The use of a digital recorder to capture ghost voices knocked out the theory of direct ghostly electromagnetic manipulation of media. To directly manipulate the storage of a digital recorder would require advanced knowledge of WAV or MP3 compression methods, and a working understanding of the mathematical algorithm behind them. I doubt that the 1930's version of Homer understands the necessary math and electronics needed to directly imprint an MP3 or WAV file onto a digital recorder, and if he did have that ability wouldn't he have a lot more to say than, “turn around”?

The newest ghost hunting theory of EVP says that ghosts actually manipulate the “white noise” of the environment or the electronics to produce noises that are then recorded. The poor ghosts aren't strong enough to invest much energy into this sort of effort, so their words are buried in the surrounding background noise. It takes a sharp ear to pick those words out of the random noise.

This leads to a problem with very quiet environments, where there is no background noise. In these cases a ghost supposedly has nothing to work with, and therefore can't speak. But the Ghosthunting Store can help a person out here by selling you a CD of professionally recorded White Noise, which you would play in the ghostly environment while recording.

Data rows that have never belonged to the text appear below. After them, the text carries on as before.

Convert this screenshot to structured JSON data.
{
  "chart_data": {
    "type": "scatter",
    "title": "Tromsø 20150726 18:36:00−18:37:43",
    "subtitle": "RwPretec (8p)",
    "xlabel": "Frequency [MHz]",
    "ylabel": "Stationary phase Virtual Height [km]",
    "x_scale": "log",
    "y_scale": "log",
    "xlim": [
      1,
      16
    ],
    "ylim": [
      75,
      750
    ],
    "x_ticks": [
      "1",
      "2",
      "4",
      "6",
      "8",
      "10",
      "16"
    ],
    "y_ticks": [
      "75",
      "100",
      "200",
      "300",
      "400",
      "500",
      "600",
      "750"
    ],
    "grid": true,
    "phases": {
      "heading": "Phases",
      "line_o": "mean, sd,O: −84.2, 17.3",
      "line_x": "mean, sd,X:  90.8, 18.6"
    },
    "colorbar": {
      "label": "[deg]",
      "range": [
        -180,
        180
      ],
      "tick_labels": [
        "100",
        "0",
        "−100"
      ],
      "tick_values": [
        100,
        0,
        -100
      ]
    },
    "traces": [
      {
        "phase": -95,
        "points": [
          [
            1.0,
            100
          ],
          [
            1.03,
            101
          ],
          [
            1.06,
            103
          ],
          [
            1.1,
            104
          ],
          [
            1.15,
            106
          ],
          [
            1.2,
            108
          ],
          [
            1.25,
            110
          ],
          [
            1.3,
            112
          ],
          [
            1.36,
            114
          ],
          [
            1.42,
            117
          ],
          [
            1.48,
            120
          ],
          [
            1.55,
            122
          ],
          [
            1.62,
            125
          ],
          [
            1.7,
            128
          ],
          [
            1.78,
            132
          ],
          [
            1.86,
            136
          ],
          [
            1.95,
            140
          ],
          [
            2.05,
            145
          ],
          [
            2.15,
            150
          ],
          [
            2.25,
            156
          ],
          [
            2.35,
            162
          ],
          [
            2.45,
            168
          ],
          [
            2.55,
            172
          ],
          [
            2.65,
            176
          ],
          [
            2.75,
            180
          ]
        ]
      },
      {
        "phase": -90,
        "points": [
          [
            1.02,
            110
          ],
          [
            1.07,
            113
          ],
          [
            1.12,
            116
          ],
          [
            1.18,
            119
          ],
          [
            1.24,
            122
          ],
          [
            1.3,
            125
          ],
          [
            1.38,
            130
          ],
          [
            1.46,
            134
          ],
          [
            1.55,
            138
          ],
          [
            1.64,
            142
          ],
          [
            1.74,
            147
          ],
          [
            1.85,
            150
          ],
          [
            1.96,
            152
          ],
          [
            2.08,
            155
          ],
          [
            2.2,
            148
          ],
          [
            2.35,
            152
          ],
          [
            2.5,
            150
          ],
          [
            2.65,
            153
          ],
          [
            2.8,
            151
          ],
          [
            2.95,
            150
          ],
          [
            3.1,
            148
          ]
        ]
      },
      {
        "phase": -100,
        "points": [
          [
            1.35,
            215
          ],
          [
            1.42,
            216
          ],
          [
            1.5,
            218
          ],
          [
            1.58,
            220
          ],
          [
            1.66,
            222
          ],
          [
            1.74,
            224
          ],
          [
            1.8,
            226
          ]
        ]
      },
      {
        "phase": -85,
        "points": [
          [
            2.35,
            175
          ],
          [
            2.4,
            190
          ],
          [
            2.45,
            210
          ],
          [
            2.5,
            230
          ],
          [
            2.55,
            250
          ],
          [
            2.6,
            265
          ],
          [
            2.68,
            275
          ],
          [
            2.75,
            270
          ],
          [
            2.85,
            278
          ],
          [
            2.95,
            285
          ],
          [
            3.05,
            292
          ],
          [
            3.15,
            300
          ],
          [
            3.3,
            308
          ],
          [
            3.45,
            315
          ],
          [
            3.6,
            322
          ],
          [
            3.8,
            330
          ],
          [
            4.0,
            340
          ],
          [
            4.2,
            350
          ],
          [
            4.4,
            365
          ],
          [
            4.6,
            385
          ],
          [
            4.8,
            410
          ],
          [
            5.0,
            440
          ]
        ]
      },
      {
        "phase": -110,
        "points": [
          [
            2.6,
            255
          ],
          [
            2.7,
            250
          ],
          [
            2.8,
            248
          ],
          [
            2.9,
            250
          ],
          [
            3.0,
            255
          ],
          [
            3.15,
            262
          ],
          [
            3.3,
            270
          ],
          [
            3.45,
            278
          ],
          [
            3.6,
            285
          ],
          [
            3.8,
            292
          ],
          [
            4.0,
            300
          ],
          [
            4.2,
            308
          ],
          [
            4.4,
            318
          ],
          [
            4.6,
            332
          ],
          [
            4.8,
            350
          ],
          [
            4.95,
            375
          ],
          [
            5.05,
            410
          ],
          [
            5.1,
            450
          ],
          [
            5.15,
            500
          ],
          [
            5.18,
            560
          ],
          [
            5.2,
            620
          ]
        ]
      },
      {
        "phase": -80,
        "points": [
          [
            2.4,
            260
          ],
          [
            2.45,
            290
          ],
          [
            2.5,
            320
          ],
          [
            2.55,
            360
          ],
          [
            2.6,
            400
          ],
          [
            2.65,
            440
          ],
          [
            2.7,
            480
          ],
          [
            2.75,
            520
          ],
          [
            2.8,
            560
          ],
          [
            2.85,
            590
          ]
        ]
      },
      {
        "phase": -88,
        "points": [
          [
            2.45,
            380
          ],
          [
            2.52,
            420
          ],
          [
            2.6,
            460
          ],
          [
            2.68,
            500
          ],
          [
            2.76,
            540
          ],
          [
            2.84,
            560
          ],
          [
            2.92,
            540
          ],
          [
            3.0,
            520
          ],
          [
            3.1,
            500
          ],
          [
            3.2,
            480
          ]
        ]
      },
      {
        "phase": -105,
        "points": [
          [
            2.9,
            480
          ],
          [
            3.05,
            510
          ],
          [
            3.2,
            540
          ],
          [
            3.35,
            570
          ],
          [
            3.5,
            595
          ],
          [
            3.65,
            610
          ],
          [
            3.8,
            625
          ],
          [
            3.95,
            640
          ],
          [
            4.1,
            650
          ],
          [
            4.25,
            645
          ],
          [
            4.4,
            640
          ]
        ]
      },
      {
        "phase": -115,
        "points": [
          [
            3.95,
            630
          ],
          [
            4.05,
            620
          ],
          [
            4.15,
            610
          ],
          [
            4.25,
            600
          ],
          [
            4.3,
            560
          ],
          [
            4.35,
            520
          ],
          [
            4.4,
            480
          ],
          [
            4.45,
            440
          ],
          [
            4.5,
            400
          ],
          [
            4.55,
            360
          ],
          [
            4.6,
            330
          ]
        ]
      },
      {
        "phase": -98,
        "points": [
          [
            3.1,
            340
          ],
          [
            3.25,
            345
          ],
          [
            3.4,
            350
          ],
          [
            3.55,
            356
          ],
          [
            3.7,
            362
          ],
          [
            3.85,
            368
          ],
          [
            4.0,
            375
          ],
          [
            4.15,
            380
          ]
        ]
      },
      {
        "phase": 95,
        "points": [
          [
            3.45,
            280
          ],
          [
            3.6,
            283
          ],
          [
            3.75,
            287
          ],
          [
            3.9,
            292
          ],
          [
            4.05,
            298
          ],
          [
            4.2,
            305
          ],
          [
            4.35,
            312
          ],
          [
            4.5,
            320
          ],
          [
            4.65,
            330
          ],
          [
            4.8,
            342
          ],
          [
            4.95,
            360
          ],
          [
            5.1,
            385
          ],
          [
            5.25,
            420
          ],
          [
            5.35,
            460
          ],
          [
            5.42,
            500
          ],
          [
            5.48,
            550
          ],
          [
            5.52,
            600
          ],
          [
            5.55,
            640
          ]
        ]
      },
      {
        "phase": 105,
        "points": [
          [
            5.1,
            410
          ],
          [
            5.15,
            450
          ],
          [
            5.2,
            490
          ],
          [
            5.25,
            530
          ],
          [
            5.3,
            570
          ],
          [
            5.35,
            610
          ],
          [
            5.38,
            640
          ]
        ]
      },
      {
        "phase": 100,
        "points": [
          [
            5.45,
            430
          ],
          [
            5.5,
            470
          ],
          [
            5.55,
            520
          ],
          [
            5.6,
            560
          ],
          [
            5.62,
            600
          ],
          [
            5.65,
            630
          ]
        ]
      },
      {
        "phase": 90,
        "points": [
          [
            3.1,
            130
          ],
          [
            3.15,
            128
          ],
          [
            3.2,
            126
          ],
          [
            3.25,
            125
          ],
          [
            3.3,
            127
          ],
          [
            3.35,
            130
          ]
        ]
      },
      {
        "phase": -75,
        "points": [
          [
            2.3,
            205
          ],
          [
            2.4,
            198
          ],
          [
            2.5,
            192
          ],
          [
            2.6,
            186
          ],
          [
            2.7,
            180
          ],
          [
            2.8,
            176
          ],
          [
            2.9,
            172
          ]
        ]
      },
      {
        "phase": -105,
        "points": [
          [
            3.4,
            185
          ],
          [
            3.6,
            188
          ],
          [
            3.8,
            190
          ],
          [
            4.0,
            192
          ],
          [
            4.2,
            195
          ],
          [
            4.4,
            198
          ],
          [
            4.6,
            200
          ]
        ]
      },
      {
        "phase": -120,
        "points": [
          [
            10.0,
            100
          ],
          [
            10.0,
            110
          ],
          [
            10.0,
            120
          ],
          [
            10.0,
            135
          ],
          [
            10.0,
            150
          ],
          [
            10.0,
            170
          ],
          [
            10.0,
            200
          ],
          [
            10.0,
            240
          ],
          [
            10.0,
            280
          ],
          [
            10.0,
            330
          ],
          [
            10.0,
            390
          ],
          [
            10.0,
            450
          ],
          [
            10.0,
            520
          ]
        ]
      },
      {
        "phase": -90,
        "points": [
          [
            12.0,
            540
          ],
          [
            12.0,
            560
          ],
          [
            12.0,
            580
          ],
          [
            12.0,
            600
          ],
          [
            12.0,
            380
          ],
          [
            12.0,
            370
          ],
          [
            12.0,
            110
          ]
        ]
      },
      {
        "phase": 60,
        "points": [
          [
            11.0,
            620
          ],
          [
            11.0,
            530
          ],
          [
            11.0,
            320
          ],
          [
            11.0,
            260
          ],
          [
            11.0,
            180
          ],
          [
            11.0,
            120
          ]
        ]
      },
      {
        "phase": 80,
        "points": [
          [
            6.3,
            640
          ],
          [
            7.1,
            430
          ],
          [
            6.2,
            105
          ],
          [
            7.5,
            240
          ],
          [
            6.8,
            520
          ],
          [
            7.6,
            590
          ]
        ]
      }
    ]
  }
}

Another theory is that a digital recorder's analog to digital conversion process actually generates a layer of white noise that is, “conducive to EVP formation.” Hm. As an electrical engineer, perhaps I should be designing inherently noisy digital recorders and selling them to ghost hunters? There would seem to be a market here – but I'm just too honest to exploit it.

This also leads to the question of just how the ghost is able to discern and locate the Analog to Digital conversion chip from the rest of the electronic parts on the recorder circuit board. Do ghosts become electrical engineers after death, or does the afterlife offer classes on hobby electronics?

Instant EVP, just add random noise! In what way is this any different from spending a lazy afternoon gazing at the clouds and discussing the shapes that you see? The scientific term for this is called, “Auditory pareidolia”, and is no different from seeing Trolls in your Laundry. A better explanation is that the context in which we perceive influences how our brains fill in the blanks. But you don't have to believe me on this, go check out the research for yourself.